Likewise, a request by Mr. Clinton for a $27 billion increase in Pentagon spending was spread over six years -- the usual span in Washington is four or five years -- in what appeared to be an attempt to make it sound like a bigger increase.
Yet, on budget matters, the administration is pursuing some of ++ the very budget cuts it fought last year. It also seems clear that the White House was simply waiting for a reason to fire Dr. Elders. Her remarks about masturbation, while inelegant, were hardly revolutionary in the context of sex education.
Even political observers who applaud the administration's new direction, however, believe that Mr. Clinton has a larger problem that might be magnified by his recent move to the center.

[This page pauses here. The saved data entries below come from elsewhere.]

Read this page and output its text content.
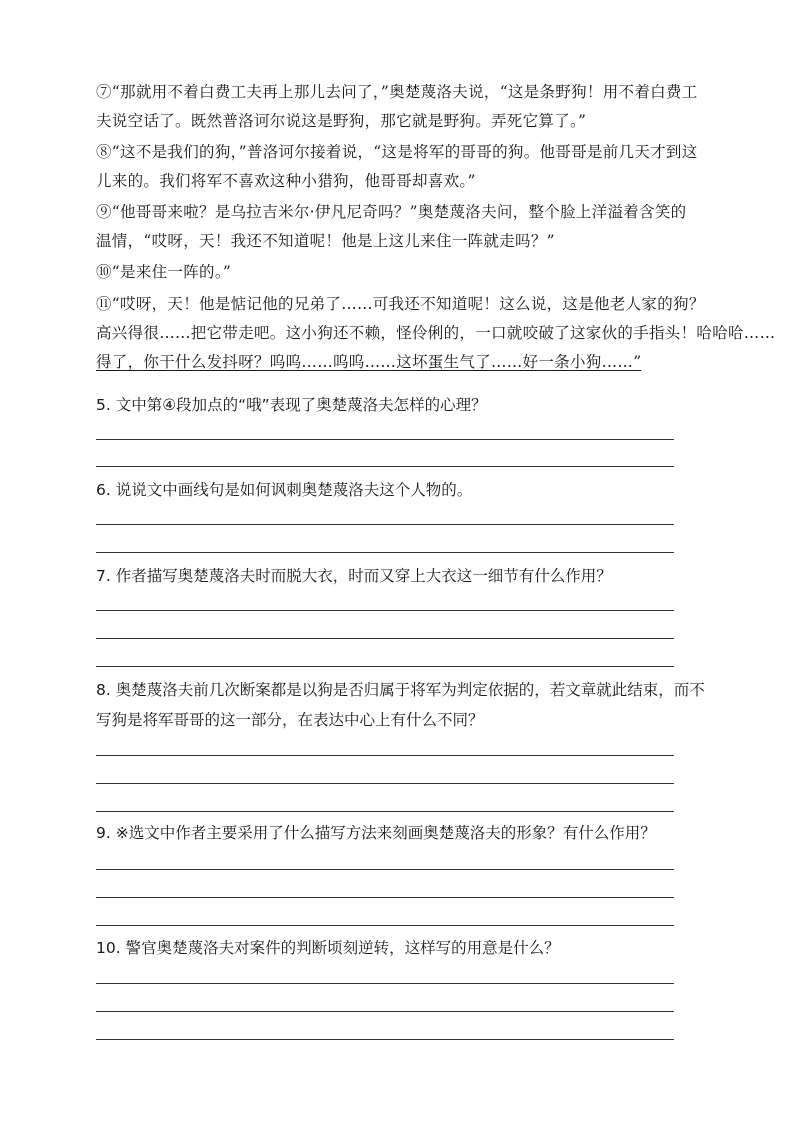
⑦“那就用不着白费工夫再上那儿去问了，”奥楚蔑洛夫说，“这是条野狗！用不着白费工
夫说空话了。既然普洛诃尔说这是野狗，那它就是野狗。弄死它算了。”
⑧“这不是我们的狗，”普洛诃尔接着说，“这是将军的哥哥的狗。他哥哥是前几天才到这
儿来的。我们将军不喜欢这种小猎狗，他哥哥却喜欢。”
⑨“他哥哥来啦？是乌拉吉米尔·伊凡尼奇吗？”奥楚蔑洛夫问，整个脸上洋溢着含笑的
温情，“哎呀，天！我还不知道呢！他是上这儿来住一阵就走吗？”
⑩“是来住一阵的。”
⑪“哎呀，天！他是惦记他的兄弟了……可我还不知道呢！这么说，这是他老人家的狗？
高兴得很……把它带走吧。这小狗还不赖，怪伶俐的，一口就咬破了这家伙的手指头！哈哈哈……
得了，你干什么发抖呀？呜呜……呜呜……这坏蛋生气了……好一条小狗……”
5. 文中第④段加点的“哦”表现了奥楚蔑洛夫怎样的心理？
6. 说说文中画线句是如何讽刺奥楚蔑洛夫这个人物的。
7. 作者描写奥楚蔑洛夫时而脱大衣，时而又穿上大衣这一细节有什么作用？
8. 奥楚蔑洛夫前几次断案都是以狗是否归属于将军为判定依据的，若文章就此结束，而不
写狗是将军哥哥的这一部分，在表达中心上有什么不同？
9. ※选文中作者主要采用了什么描写方法来刻画奥楚蔑洛夫的形象？有什么作用？
10. 警官奥楚蔑洛夫对案件的判断顷刻逆转，这样写的用意是什么？
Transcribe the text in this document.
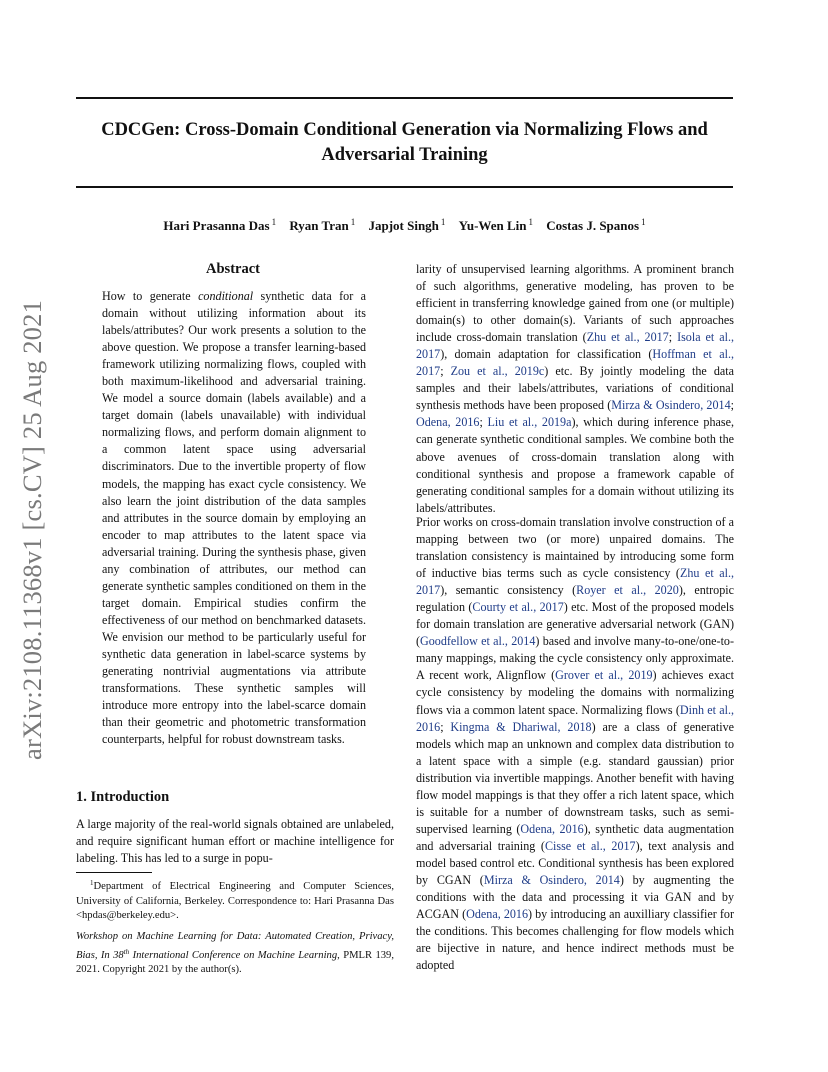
CDCGen: Cross-Domain Conditional Generation via Normalizing Flows and
Adversarial Training
Hari Prasanna Das $^1$ Ryan Tran $^1$ Japjot Singh $^1$ Yu-Wen Lin $^1$ Costas J. Spanos $^1$
arXiv:2108.11368v1 [cs.CV] 25 Aug 2021
Abstract

How to generate conditional synthetic data for a domain without utilizing information about its labels/attributes? Our work presents a solution to the above question. We propose a transfer learning-based framework utilizing normalizing flows, coupled with both maximum-likelihood and adversarial training. We model a source domain (labels available) and a target domain (labels unavailable) with individual normalizing flows, and perform domain alignment to a common latent space using adversarial discriminators. Due to the invertible property of flow models, the mapping has exact cycle consistency. We also learn the joint distribution of the data samples and attributes in the source domain by employing an encoder to map attributes to the latent space via adversarial training. During the synthesis phase, given any combination of attributes, our method can generate synthetic samples conditioned on them in the target domain. Empirical studies confirm the effectiveness of our method on benchmarked datasets. We envision our method to be particularly useful for synthetic data generation in label-scarce systems by generating nontrivial augmentations via attribute transformations. These synthetic samples will introduce more entropy into the label-scarce domain than their geometric and photometric transformation counterparts, helpful for robust downstream tasks.

1. Introduction

A large majority of the real-world signals obtained are unlabeled, and require significant human effort or machine intelligence for labeling. This has led to a surge in popu-

$^1$Department of Electrical Engineering and Computer Sciences, University of California, Berkeley. Correspondence to: Hari Prasanna Das <hpdas@berkeley.edu>.

Workshop on Machine Learning for Data: Automated Creation, Privacy, Bias, In 38th International Conference on Machine Learning, PMLR 139, 2021. Copyright 2021 by the author(s).

larity of unsupervised learning algorithms. A prominent branch of such algorithms, generative modeling, has proven to be efficient in transferring knowledge gained from one (or multiple) domain(s) to other domain(s). Variants of such approaches include cross-domain translation (Zhu et al., 2017; Isola et al., 2017), domain adaptation for classification (Hoffman et al., 2017; Zou et al., 2019c) etc. By jointly modeling the data samples and their labels/attributes, variations of conditional synthesis methods have been proposed (Mirza & Osindero, 2014; Odena, 2016; Liu et al., 2019a), which during inference phase, can generate synthetic conditional samples. We combine both the above avenues of cross-domain translation along with conditional synthesis and propose a framework capable of generating conditional samples for a domain without utilizing its labels/attributes.

Prior works on cross-domain translation involve construction of a mapping between two (or more) unpaired domains. The translation consistency is maintained by introducing some form of inductive bias terms such as cycle consistency (Zhu et al., 2017), semantic consistency (Royer et al., 2020), entropic regulation (Courty et al., 2017) etc. Most of the proposed models for domain translation are generative adversarial network (GAN) (Goodfellow et al., 2014) based and involve many-to-one/one-to-many mappings, making the cycle consistency only approximate. A recent work, Alignflow (Grover et al., 2019) achieves exact cycle consistency by modeling the domains with normalizing flows via a common latent space. Normalizing flows (Dinh et al., 2016; Kingma & Dhariwal, 2018) are a class of generative models which map an unknown and complex data distribution to a latent space with a simple (e.g. standard gaussian) prior distribution via invertible mappings. Another benefit with having flow model mappings is that they offer a rich latent space, which is suitable for a number of downstream tasks, such as semi-supervised learning (Odena, 2016), synthetic data augmentation and adversarial training (Cisse et al., 2017), text analysis and model based control etc. Conditional synthesis has been explored by CGAN (Mirza & Osindero, 2014) by augmenting the conditions with the data and processing it via GAN and by ACGAN (Odena, 2016) by introducing an auxilliary classifier for the conditions. This becomes challenging for flow models which are bijective in nature, and hence indirect methods must be adopted
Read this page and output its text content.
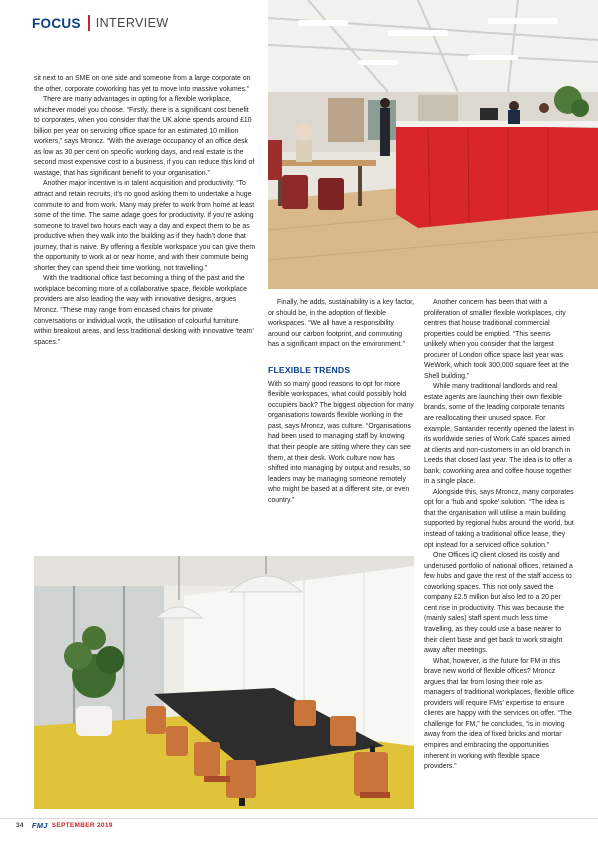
FOCUS INTERVIEW

sit next to an SME on one side and someone from a large corporate on the other, corporate coworking has yet to move into massive volumes.”

There are many advantages in opting for a flexible workplace, whichever model you choose. “Firstly, there is a significant cost benefit to corporates, when you consider that the UK alone spends around £10 billion per year on servicing office space for an estimated 10 million workers,” says Mroncz. “With the average occupancy of an office desk as low as 30 per cent on specific working days, and real estate is the second most expensive cost to a business, if you can reduce this kind of wastage, that has significant benefit to your organisation.”

Another major incentive is in talent acquisition and productivity. “To attract and retain recruits, it’s no good asking them to undertake a huge commute to and from work. Many may prefer to work from home at least some of the time. The same adage goes for productivity. If you’re asking someone to travel two hours each way a day and expect them to be as productive when they walk into the building as if they hadn’t done that journey, that is naive. By offering a flexible workspace you can give them the opportunity to work at or near home, and with their commute being shorter they can spend their time working, not travelling.”

With the traditional office fast becoming a thing of the past and the workplace becoming more of a collaborative space, flexible workplace providers are also leading the way with innovative designs, argues Mroncz. “These may range from encased chairs for private conversations or individual work, the utilisation of colourful furniture within breakout areas, and less traditional desking with innovative ‘team’ spaces.”

Finally, he adds, sustainability is a key factor, or should be, in the adoption of flexible workspaces. “We all have a responsibility around our carbon footprint, and commuting has a significant impact on the environment.”

FLEXIBLE TRENDS

With so many good reasons to opt for more flexible workspaces, what could possibly hold occupiers back? The biggest objection for many organisations towards flexible working in the past, says Mroncz, was culture. “Organisations had been used to managing staff by knowing that their people are sitting where they can see them, at their desk. Work culture now has shifted into managing by output and results, so leaders may be managing someone remotely who might be based at a different site, or even country.”

Another concern has been that with a proliferation of smaller flexible workplaces, city centres that house traditional commercial properties could be emptied. “This seems unlikely when you consider that the largest procurer of London office space last year was WeWork, which took 300,000 square feet at the Shell building.”

While many traditional landlords and real estate agents are launching their own flexible brands, some of the leading corporate tenants are reallocating their unused space. For example, Santander recently opened the latest in its worldwide series of Work Café spaces aimed at clients and non-customers in an old branch in Leeds that closed last year. The idea is to offer a bank, coworking area and coffee house together in a single place.

Alongside this, says Mroncz, many corporates opt for a ‘hub and spoke’ solution. “The idea is that the organisation will utilise a main building supported by regional hubs around the world, but instead of taking a traditional office lease, they opt instead for a serviced office solution.”

One Offices iQ client closed its costly and underused portfolio of national offices, retained a few hubs and gave the rest of the staff access to coworking spaces. This not only saved the company £2.5 million but also led to a 20 per cent rise in productivity. This was because the (mainly sales) staff spent much less time travelling, as they could use a base nearer to their client base and get back to work straight away after meetings.

What, however, is the future for FM in this brave new world of flexible offices? Mroncz argues that far from losing their role as managers of traditional workplaces, flexible office providers will require FMs’ expertise to ensure clients are happy with the services on offer. “The challenge for FM,” he concludes, “is in moving away from the idea of fixed bricks and mortar empires and embracing the opportunities inherent in working with flexible space providers.”

34 FMJ SEPTEMBER 2019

That problem is the perception that, at his core, Mr. Clinton himself isn't sure what he stands for.
"Does what we've seen in the last week reflect where Bill Clinton really wants to move?" asks Kenneth Duberstein, a Republican activist. "No one knows. This administration moves this way and that way, without a true compass."
Mr. Duberstein contrasts Mr. Clinton with former President Ronald Reagan, for whom he served as White House chief of staff.
"Consistency, true beliefs, firm principles," he said. "These are the hallmarks of Reagan. Whether you agreed with him or not, you always knew where he stood. So far, at least, this has not been true of Bill Clinton."
David R. Gergen, a friend of Mr. Duberstein who served in the Reagan White House -- and then joined the Clinton White House -- made a similar point recently. He told a group of journalists that Mr. Clinton hasn't done an adequate job of explaining who he is to the American people.
Yesterday, in a brief interview outside the White House, a member of the president's communications staff made the same point. "He's got to figure out what he really believes in," the aide said.
MOVING TO THE RIGHT
* Nov. 28. The Justice Department announces that it will not appeal to the Supreme Court the case of a gay sailor challenging the military's restrictions on homosexuals.
* Dec. 1. The president, flanked by the Joint Chiefs of Staff,
announces that he is seeking $27 billion in additional Pentagon spending.
* Dec. 2. Overruling a scientific advisory panel, the president decides not to allow federal funds to be used to finance research on human embryos created in laboratories.
* Dec. 8. The president tells visiting governors that he will consider handing responsibility for welfare back to the states -- a retreat from his $9 billion welfare reform package introduced last June. "Washington doesn't have all the answers," he says.
* Dec. 9. News accounts reveal that Mr. Clinton's aides are considering recommending abolishing the Department of Housing and Urban Development, the agency that houses millions of the nation's poor.
* Dec. 9. The president fires controversial Surgeon General Joycelyn Elders.